The Rust programming language regulates memory manipulation by the programmer. It targets a sweet spot between eliminating the potential for memory corruption and retaining the usability of the language. A key concept is that of ownership: each piece of heap-allocated memory is managed by exactly one variable, whose lifetime determines the validity of that memory. Rust’s memory safety guarantees make automated garbage collection unnecessary, paving the way for safe and efficient systems programming of the future. The question remains how to deal with legacy C++ code in active use. Manually rewriting all such code into Rust is not practical.
To address this apparent impasse, GrammaTech is developing an open-source tool called CRAM for the semi-automated migration of C++ code bases into Rust. The goal is to generate Rust code that is not only functionally equivalent to the C++ source, but also human-readable and in fact Rust-idiomatic, enabling further development by human programmers. This combination of goals makes language migration a particularly hard problem. To ensure feasibility, we assume well-designed C++ code as input, where form reflects—not disguises—intent. We solicit assistance from the user in cases where the extraction of intent from the C++ code is ambiguous. Finally, we are developing methods to assure the programmer of the correctness of the migration, ranging from migrated test cases to automated equivalence proofs for code fragments.
CRAM divides the migration process into two stages. The first stage remains entirely in C++ and refactors the code so as to enforce Rust’s memory usage rules in C++. For example, CRAM breaks up nests of mutable (non-const) aliases to the same memory location in C++, preparing the code for migration into a language where such nests are forbidden. These refactorings implement our vision that, while C++ does not enforce safe programming, it does not prohibit it either. Experienced C++ programmers will avoid reference nests. Rust elevates this recommendation to a rule, which we now enforce on the C++ side. Pre-migration code refactoring has significant additional advantages:
- It creates a valuable migration by-product: a hardened version of the original C++ code.

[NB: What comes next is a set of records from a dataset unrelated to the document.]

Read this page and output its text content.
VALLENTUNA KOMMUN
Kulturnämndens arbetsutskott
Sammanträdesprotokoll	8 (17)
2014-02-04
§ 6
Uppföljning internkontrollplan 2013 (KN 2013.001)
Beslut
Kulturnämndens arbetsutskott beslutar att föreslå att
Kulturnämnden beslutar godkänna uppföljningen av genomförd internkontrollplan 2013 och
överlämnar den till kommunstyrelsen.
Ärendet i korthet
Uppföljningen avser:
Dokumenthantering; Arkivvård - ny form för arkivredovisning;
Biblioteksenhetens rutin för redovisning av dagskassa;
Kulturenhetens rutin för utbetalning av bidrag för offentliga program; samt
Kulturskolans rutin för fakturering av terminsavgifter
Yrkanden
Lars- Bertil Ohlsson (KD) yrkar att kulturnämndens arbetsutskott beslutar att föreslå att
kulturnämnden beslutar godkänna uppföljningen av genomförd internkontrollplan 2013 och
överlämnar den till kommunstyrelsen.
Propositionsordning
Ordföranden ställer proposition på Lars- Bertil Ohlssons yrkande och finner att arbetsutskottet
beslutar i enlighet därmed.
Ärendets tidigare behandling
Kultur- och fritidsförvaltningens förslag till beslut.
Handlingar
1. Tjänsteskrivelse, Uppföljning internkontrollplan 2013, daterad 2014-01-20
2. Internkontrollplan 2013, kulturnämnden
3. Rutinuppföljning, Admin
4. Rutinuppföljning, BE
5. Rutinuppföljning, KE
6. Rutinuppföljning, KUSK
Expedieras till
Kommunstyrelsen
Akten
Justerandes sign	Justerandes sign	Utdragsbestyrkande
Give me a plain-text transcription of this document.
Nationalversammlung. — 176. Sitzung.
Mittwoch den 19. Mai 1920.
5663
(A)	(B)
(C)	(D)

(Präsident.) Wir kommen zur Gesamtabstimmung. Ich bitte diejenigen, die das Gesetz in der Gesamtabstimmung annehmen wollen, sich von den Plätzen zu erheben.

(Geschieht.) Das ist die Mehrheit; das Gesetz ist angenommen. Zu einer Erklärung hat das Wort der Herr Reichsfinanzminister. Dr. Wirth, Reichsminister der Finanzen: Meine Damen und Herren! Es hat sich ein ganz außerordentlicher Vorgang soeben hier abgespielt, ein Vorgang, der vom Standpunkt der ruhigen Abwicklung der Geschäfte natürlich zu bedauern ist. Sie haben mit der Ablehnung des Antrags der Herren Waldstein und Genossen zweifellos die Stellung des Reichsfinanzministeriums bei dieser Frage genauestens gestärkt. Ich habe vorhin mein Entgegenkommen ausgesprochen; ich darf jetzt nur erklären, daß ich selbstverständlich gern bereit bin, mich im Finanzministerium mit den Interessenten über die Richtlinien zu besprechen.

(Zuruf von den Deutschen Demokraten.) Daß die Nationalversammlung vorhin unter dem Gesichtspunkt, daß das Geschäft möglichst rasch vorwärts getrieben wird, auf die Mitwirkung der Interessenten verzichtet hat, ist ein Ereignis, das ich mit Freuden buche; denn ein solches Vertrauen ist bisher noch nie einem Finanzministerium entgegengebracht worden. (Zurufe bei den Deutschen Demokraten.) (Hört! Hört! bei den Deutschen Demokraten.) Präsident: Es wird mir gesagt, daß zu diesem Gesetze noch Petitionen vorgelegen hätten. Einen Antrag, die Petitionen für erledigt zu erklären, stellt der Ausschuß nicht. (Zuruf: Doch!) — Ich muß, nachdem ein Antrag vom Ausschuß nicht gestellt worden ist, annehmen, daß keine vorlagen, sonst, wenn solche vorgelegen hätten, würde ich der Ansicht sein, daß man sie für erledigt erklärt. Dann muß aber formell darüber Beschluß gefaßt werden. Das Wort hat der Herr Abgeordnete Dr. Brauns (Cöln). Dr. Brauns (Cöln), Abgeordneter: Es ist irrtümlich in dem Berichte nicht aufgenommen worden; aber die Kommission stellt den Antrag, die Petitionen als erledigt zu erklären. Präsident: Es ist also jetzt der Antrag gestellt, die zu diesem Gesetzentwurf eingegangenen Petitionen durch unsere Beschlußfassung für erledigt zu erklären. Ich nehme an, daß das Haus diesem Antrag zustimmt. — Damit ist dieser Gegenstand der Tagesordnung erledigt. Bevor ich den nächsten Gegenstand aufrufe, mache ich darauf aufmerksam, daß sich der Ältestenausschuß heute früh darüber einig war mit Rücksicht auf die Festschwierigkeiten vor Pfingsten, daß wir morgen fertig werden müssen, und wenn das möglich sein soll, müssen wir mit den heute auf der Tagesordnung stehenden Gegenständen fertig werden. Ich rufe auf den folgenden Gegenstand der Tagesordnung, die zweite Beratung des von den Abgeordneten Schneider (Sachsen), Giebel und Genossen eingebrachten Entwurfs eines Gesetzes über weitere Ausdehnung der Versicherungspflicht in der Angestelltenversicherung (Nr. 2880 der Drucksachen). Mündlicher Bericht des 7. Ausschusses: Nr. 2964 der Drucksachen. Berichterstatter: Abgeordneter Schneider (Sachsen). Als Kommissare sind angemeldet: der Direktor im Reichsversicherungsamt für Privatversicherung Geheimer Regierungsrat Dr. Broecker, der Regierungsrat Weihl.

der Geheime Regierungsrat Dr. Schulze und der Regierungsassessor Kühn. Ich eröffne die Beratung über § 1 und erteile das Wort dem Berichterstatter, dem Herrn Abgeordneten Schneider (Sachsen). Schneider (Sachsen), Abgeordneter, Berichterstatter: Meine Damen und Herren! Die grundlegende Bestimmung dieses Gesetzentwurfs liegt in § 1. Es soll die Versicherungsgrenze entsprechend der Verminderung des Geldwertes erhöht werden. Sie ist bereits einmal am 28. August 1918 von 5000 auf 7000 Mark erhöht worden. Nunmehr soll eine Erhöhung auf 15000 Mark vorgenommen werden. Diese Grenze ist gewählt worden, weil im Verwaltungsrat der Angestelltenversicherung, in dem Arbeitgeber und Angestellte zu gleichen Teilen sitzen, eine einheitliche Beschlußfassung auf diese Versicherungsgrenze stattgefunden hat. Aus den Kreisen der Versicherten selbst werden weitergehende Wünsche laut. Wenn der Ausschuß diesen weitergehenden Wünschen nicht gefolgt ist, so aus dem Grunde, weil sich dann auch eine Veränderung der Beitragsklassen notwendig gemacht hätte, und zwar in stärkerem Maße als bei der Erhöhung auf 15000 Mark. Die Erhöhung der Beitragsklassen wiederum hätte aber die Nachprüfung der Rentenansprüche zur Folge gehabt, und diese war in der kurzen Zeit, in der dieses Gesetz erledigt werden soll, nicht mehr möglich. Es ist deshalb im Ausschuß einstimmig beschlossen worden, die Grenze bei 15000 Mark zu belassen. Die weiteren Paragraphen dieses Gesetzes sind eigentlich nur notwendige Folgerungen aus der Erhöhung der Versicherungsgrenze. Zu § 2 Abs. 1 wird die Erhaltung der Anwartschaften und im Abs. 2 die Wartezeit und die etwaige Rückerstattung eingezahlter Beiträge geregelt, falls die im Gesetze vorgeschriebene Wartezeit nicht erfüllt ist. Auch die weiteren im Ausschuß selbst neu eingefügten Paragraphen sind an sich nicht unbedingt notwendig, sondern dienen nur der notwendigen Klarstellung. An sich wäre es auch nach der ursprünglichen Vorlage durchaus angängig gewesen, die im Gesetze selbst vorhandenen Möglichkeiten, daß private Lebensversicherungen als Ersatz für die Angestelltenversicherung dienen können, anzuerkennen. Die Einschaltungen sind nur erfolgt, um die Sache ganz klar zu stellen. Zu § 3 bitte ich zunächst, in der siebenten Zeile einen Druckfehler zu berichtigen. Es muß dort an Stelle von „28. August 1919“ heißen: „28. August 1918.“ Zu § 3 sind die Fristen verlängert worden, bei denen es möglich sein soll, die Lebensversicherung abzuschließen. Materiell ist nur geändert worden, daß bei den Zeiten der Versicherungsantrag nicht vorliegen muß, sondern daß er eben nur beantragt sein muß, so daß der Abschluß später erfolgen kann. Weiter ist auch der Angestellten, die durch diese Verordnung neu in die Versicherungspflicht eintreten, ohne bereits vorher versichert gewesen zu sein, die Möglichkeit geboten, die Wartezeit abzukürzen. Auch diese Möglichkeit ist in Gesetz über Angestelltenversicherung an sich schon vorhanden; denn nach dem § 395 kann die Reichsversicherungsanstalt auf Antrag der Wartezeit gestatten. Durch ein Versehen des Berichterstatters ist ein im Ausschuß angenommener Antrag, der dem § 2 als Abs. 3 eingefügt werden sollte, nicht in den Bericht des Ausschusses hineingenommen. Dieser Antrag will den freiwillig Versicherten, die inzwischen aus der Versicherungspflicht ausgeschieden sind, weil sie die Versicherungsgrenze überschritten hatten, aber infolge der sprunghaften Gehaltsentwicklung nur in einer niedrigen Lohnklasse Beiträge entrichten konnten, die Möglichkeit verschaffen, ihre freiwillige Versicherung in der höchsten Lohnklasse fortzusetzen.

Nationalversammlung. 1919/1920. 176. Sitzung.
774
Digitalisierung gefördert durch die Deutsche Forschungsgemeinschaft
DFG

- It permits intra-language assurance analysis: the refactoring does not cross language boundaries.
During the second stage, migration libraries developed as part of the CRAM project map formal descriptions of programmer intent lifted from C++ code segments to human-readable, idiomatic Rust code. We envision a programmatic but language-agnostic notion of intent. For example, CRAM recognizes loops iterating over data containers, how many iterators they use, whether they iterate forward or backward, etc. Such intent representations can easily be retargeted idiomatically to a language like Rust.
CRAM currently handles a subset of (well-designed) C++, in a largely automated fashion. In experiments, both the refactorings of the C++ code and the migration into Rust have resulted in efficiency improvements of the code. Notably, one Rust program obtained via manual migration by an expert exhibited about the same performance as the CRAM-generated Rust program, although the two programs were rather different.